2. Description of Related Arts
Referring to FIGS. 21 and 22, reference numeral 30 denotes a machine tool such as an NC milling machine. Reference numeral 31 denotes a work table on which a work is carried. An upper surface 32 of the work table 31 is basically parallel to an X-Y motion plane (hereinafter merely referred to as an X-Y plane) of a machine. In the case of FIG. 21, the work table 31 is movable upon being guided by an X-axis guide rail 37 and a Y-axis guide rail 38 on the X-Y plane of the machine. A work 33 is carried and fixed on the upper surface 32 of the work table 31 directly or through a work supporting device 34 such as a vice. A cutting tool 35 is mounted on a spindle and is rotated around a pindle center M to cut the work 33.
Referring to FIG. 22, at the time of working, a work surface 39 of the work 33 must be set in a correct positional relationship with the X-Y plane of the machine. In order to simplify the description, a case where the work surface 39 of the work 33 should be parallel to the X-Y plane will be hereafter premised. In this case, in such working that precision on the order of microns is required, the work surface 39 is not always completely parallel to the X-Y plane only by merely mounting the work 33 directly or through the work supporting device 34.

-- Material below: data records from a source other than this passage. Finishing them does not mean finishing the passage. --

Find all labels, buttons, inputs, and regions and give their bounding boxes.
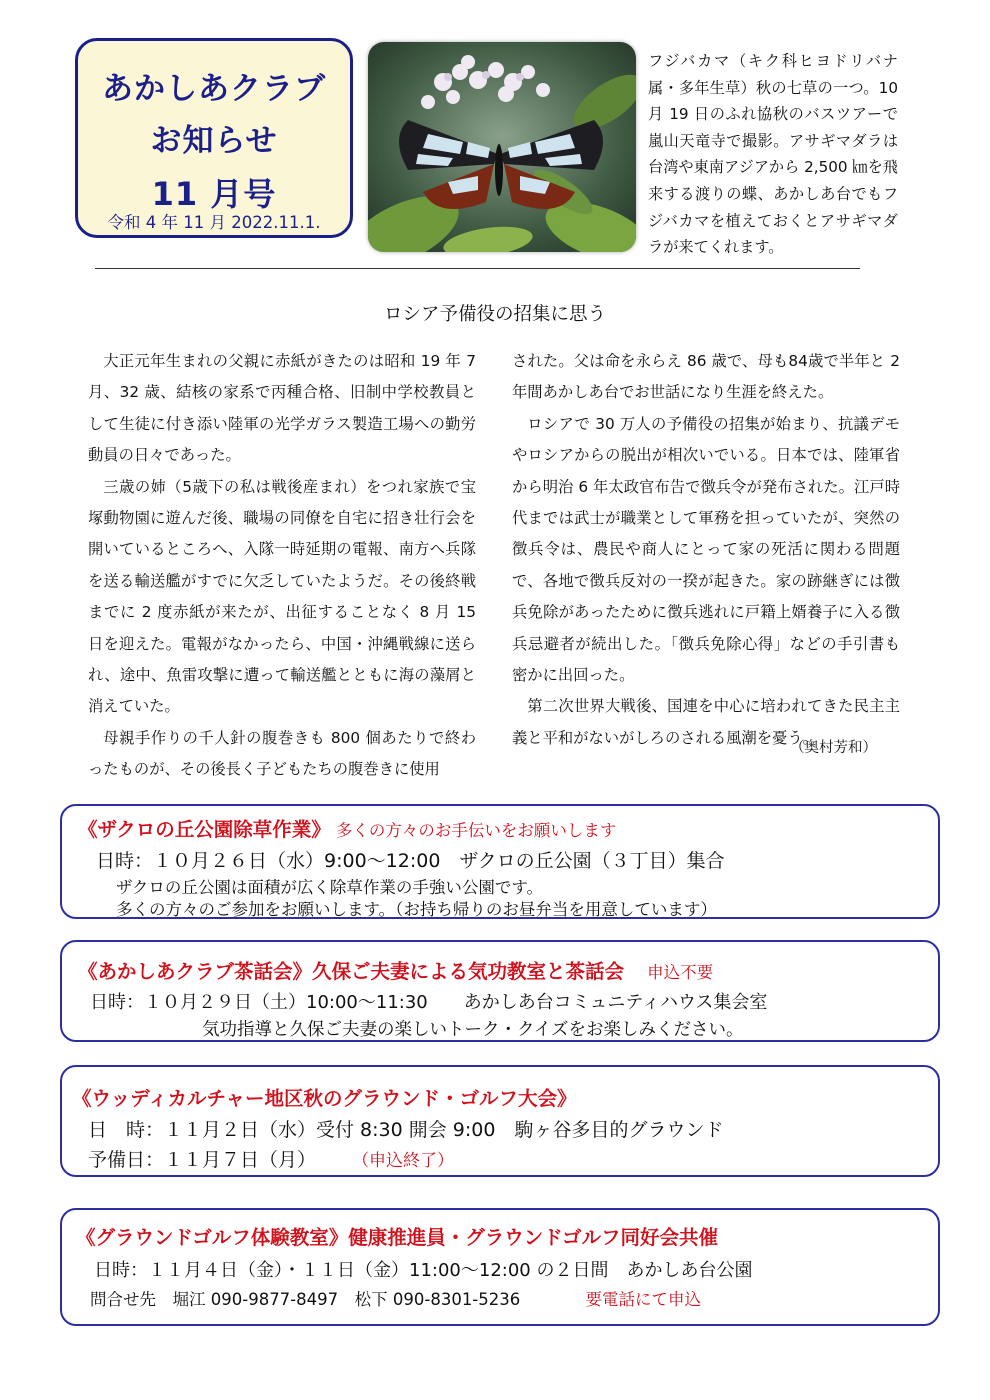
issue-month: 11 月号 bbox=[151, 175, 277, 213]
event-datetime: 日時：１１月４日（金）・１１日（金）11:00～12:00 の２日間 あかしあ台公園 bbox=[94, 1260, 753, 1281]
event-subtitle: 多くの方々のお手伝いをお願いします bbox=[335, 821, 617, 840]
event-title: 《ウッディカルチャー地区秋のグラウンド・ゴルフ大会》 bbox=[72, 1087, 577, 1110]
event-note: 要電話にて申込 bbox=[585, 1290, 702, 1309]
title-box bbox=[75, 38, 353, 238]
event-datetime: 日時：１０月２９日（土）10:00～11:30 あかしあ台コミュニティハウス集会室 bbox=[90, 992, 768, 1013]
event-description: 気功指導と久保ご夫妻の楽しいトーク・クイズをお楽しみください。 bbox=[202, 1020, 744, 1040]
event-contact: 問合せ先 堀江 090-9877-8497 松下 090-8301-5236 bbox=[90, 1290, 521, 1309]
essay-paragraph: 第二次世界大戦後、国連を中心に培われてきた民主主義と平和がないがしろのされる風潮を憂う。 bbox=[512, 697, 900, 747]
event-title: 《ザクロの丘公園除草作業》 bbox=[78, 818, 331, 841]
essay-column-left bbox=[88, 346, 476, 786]
event-description: ザクロの丘公園は面積が広く除草作業の手強い公園です。 bbox=[116, 878, 544, 897]
event-note: （申込終了） bbox=[352, 1151, 455, 1171]
essay-paragraph: された。父は命を永らえ 86 歳で、母も84歳で半年と 2 年間あかしあ台でお世話になり生涯を終えた。 bbox=[512, 352, 900, 402]
issue-date: 令和 4 年 11 月 2022.11.1. bbox=[107, 213, 321, 232]
event-box-ground-golf-tournament bbox=[60, 1065, 940, 1177]
essay-title: ロシア予備役の招集に思う bbox=[383, 304, 606, 325]
event-box-ground-golf-class bbox=[60, 1208, 940, 1326]
event-note: 申込不要 bbox=[647, 963, 714, 982]
event-description: 多くの方々のご参加をお願いします。（お持ち帰りのお昼弁当を用意しています） bbox=[116, 900, 717, 919]
event-datetime: 日 時：１１月２日（水）受付 8:30 開会 9:00 駒ヶ谷多目的グラウンド bbox=[88, 1119, 724, 1141]
event-box-weeding bbox=[60, 804, 940, 919]
essay-author: （奥村芳和） bbox=[790, 740, 877, 756]
essay-paragraph: 大正元年生まれの父親に赤紙がきたのは昭和 19 年 7 月、32 歳、結核の家系で丙種合格、旧制中学校教員として生徒に付き添い陸軍の光学ガラス製造工場への勤労動員の日々であった。 bbox=[88, 352, 476, 465]
photo-caption: フジバカマ（キク科ヒヨドリバナ属・多年生草）秋の七草の一つ。10 月 19 日のふれ協秋のバスツアーで嵐山天竜寺で撮影。アサギマダラは台湾や東南アジアから 2,500 ㎞を飛来する渡りの蝶、あかしあ台でもフジバカマを植えておくとアサギマダラが来てくれます。 bbox=[648, 52, 898, 257]
essay-column-right bbox=[512, 346, 900, 754]
essay-paragraph: 三歳の姉（5歳下の私は戦後産まれ）をつれ家族で宝塚動物園に遊んだ後、職場の同僚を自宅に招き壮行会を開いているところへ、入隊一時延期の電報、南方へ兵隊を送る輸送艦がすでに欠乏していたようだ。その後終戦までに 2 度赤紙が来たが、出征することなく 8 月 15 日を迎えた。電報がなかったら、中国・沖縄戦線に送られ、途中、魚雷攻撃に遭って輸送艦とともに海の藻屑と消えていた。 bbox=[88, 477, 476, 716]
event-title: 《グラウンドゴルフ体験教室》健康推進員・グラウンドゴルフ同好会共催 bbox=[76, 1226, 718, 1249]
butterfly-photo-graphic bbox=[368, 42, 636, 252]
event-datetime: 日時：１０月２６日（水）9:00～12:00 ザクロの丘公園（３丁目）集合 bbox=[96, 850, 725, 872]
event-box-tea-party bbox=[60, 940, 940, 1042]
newsletter-title: あかしあクラブ bbox=[102, 71, 326, 107]
essay-paragraph: ロシアで 30 万人の予備役の招集が始まり、抗議デモやロシアからの脱出が相次いでいる。日本では、陸軍省から明治 6 年太政官布告で徴兵令が発布された。江戸時代までは武士が職業として軍務を担っていたが、突然の徴兵令は、農民や商人にとって家の死活に関わる問題で、各地で徴兵反対の一揆が起きた。家の跡継ぎには徴兵免除があったために徴兵逃れに戸籍上婿養子に入る徴兵忌避者が続出した。「徴兵免除心得」などの手引書も密かに出回った。 bbox=[512, 414, 900, 685]
butterfly-photo bbox=[368, 42, 636, 252]
newsletter-subtitle: お知らせ bbox=[150, 123, 278, 159]
event-reserve-date: 予備日：１１月７日（月） bbox=[88, 1149, 317, 1171]
essay-paragraph: 母親手作りの千人針の腹巻きも 800 個あたりで終わったものが、その後長く子どもたちの腹巻きに使用 bbox=[88, 728, 476, 779]
header-divider bbox=[95, 268, 860, 269]
event-title: 《あかしあクラブ茶話会》久保ご夫妻による気功教室と茶話会 bbox=[78, 960, 625, 983]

Specifically, the work surface 39 is not always completely parallel to the X-Y plane by accumulating various errors such as an error in inclination of a surface of the work table 31 itself and an error caused by the work supporting device 34, and generally, has an error in inclination on the order of microns (an error in the degree of parallelization). The work 33 has an error in rotation around an axis perpendicular to the X-Y plane. In either case, it is preferable that the error in inclination and the error in rotation are brought as close to zero as possible.

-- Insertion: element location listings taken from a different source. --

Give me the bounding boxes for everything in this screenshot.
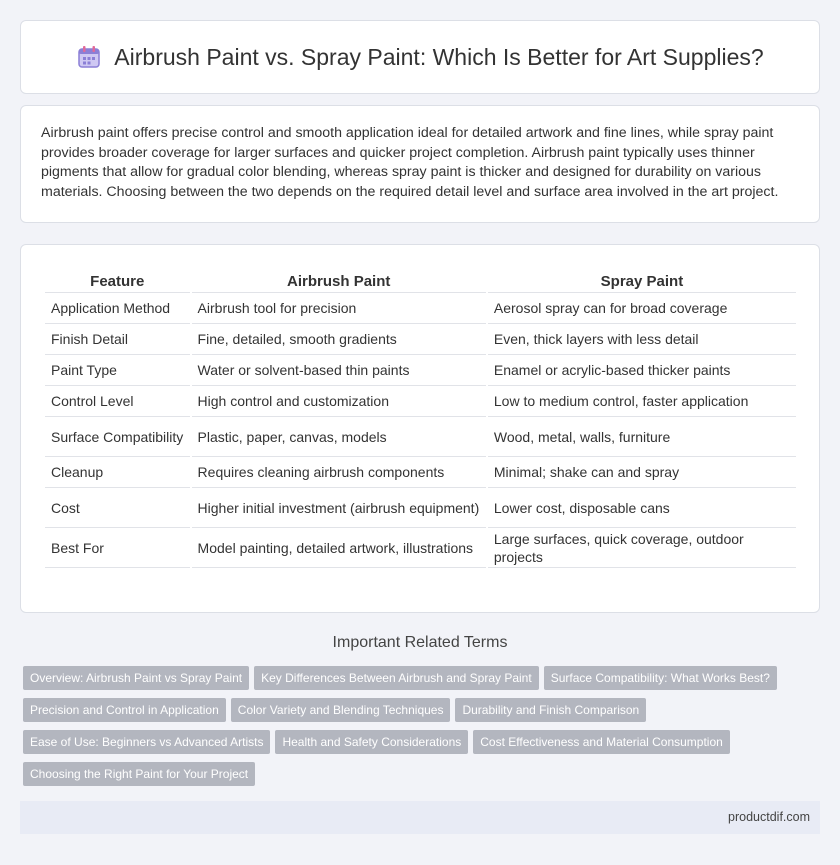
table-cell: Cost — [45, 488, 190, 528]
table-cell: Requires cleaning airbrush components — [192, 457, 486, 488]
page-title: Airbrush Paint vs. Spray Paint: Which Is Better for Art Supplies? — [114, 43, 764, 70]
related-term-tag[interactable]: Choosing the Right Paint for Your Project — [23, 762, 255, 786]
related-term-tag[interactable]: Overview: Airbrush Paint vs Spray Paint — [23, 666, 249, 690]
table-cell: Lower cost, disposable cans — [488, 488, 796, 528]
calendar-icon — [76, 44, 102, 70]
table-cell: Water or solvent-based thin paints — [192, 355, 486, 386]
table-cell: Application Method — [45, 293, 190, 324]
table-cell: Low to medium control, faster application — [488, 386, 796, 417]
comparison-table-card — [20, 244, 820, 613]
related-term-tag[interactable]: Durability and Finish Comparison — [455, 698, 646, 722]
related-term-tag[interactable]: Health and Safety Considerations — [275, 730, 468, 754]
table-cell: Enamel or acrylic-based thicker paints — [488, 355, 796, 386]
related-term-tag[interactable]: Color Variety and Blending Techniques — [231, 698, 451, 722]
table-row — [45, 386, 796, 417]
table-row — [45, 355, 796, 386]
table-cell: Model painting, detailed artwork, illustrations — [192, 528, 486, 568]
table-row — [45, 488, 796, 528]
footer-site-link[interactable]: productdif.com — [728, 810, 810, 824]
table-cell: Cleanup — [45, 457, 190, 488]
table-cell: Large surfaces, quick coverage, outdoor projects — [488, 528, 796, 568]
table-cell: Paint Type — [45, 355, 190, 386]
table-cell: Higher initial investment (airbrush equipment) — [192, 488, 486, 528]
table-row — [45, 417, 796, 457]
table-row — [45, 293, 796, 324]
related-term-tag[interactable]: Cost Effectiveness and Material Consumption — [473, 730, 730, 754]
table-row — [45, 324, 796, 355]
column-header-airbrush: Airbrush Paint — [192, 265, 486, 293]
table-cell: Aerosol spray can for broad coverage — [488, 293, 796, 324]
table-cell: Plastic, paper, canvas, models — [192, 417, 486, 457]
footer — [20, 801, 820, 834]
table-cell: Best For — [45, 528, 190, 568]
table-row — [45, 457, 796, 488]
comparison-table — [43, 265, 798, 568]
related-term-tag[interactable]: Surface Compatibility: What Works Best? — [544, 666, 777, 690]
table-row — [45, 528, 796, 568]
column-header-feature: Feature — [45, 265, 190, 293]
column-header-spray: Spray Paint — [488, 265, 796, 293]
related-term-tag[interactable]: Ease of Use: Beginners vs Advanced Artists — [23, 730, 270, 754]
table-cell: Finish Detail — [45, 324, 190, 355]
table-cell: Fine, detailed, smooth gradients — [192, 324, 486, 355]
table-cell: Wood, metal, walls, furniture — [488, 417, 796, 457]
table-cell: Surface Compatibility — [45, 417, 190, 457]
intro-text: Airbrush paint offers precise control and smooth application ideal for detailed artwork and fine lines, while spray paint provides broader coverage for larger surfaces and quicker project completion. Airbrush paint typically uses thinner pigments that allow for gradual color blending, whereas spray paint is thicker and designed for durability on various materials. Choosing between the two depends on the required detail level and surface area involved in the art project. — [41, 125, 779, 200]
table-header-row — [45, 265, 796, 293]
table-cell: Minimal; shake can and spray — [488, 457, 796, 488]
table-cell: Control Level — [45, 386, 190, 417]
related-term-tag[interactable]: Key Differences Between Airbrush and Spray Paint — [254, 666, 539, 690]
related-terms-title: Important Related Terms — [332, 634, 508, 651]
intro-card — [20, 105, 820, 223]
table-cell: High control and customization — [192, 386, 486, 417]
table-cell: Airbrush tool for precision — [192, 293, 486, 324]
title-card — [20, 20, 820, 94]
related-term-tag[interactable]: Precision and Control in Application — [23, 698, 226, 722]
related-terms-tags — [23, 666, 813, 794]
table-cell: Even, thick layers with less detail — [488, 324, 796, 355]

In the prior art, the error in inclination of the work surface 39 is measured prior to the working, and then the inclination is adjusted by lightly tapping a part of the work surface 39 of the work 33 or spreading a thin metal foil between a part of the bottom of the work 33 and a base metal 40, for example. The error in inclination on the order of microns is brought close to zero by repeating such operations of measuring and correcting the error.
The error in the degree of parallelization related to the above-mentioned error in rotation is measured, and is measured again after slightly loosening a bolt 41 for mounting the work supporting device 34 on the work table 31 and lightly tapping a side part of the work supporting device 34, thereby finely adjusting the degree of parallelization of the work supporting device 34. The error in the degree of parallelization on the order of microns is brought close to zero by repeating such an operation as mentioned above.
The operations are very troublesome, and the efficiency of the operations significantly depends on the skill of a worker.
Furthermore, human intervention is always required for the operations, which presents a large problem in the case of unmanned automation of the working including a set-up operation such as replacement of the work and fine adjustment of the inclination and the degree of parallelization.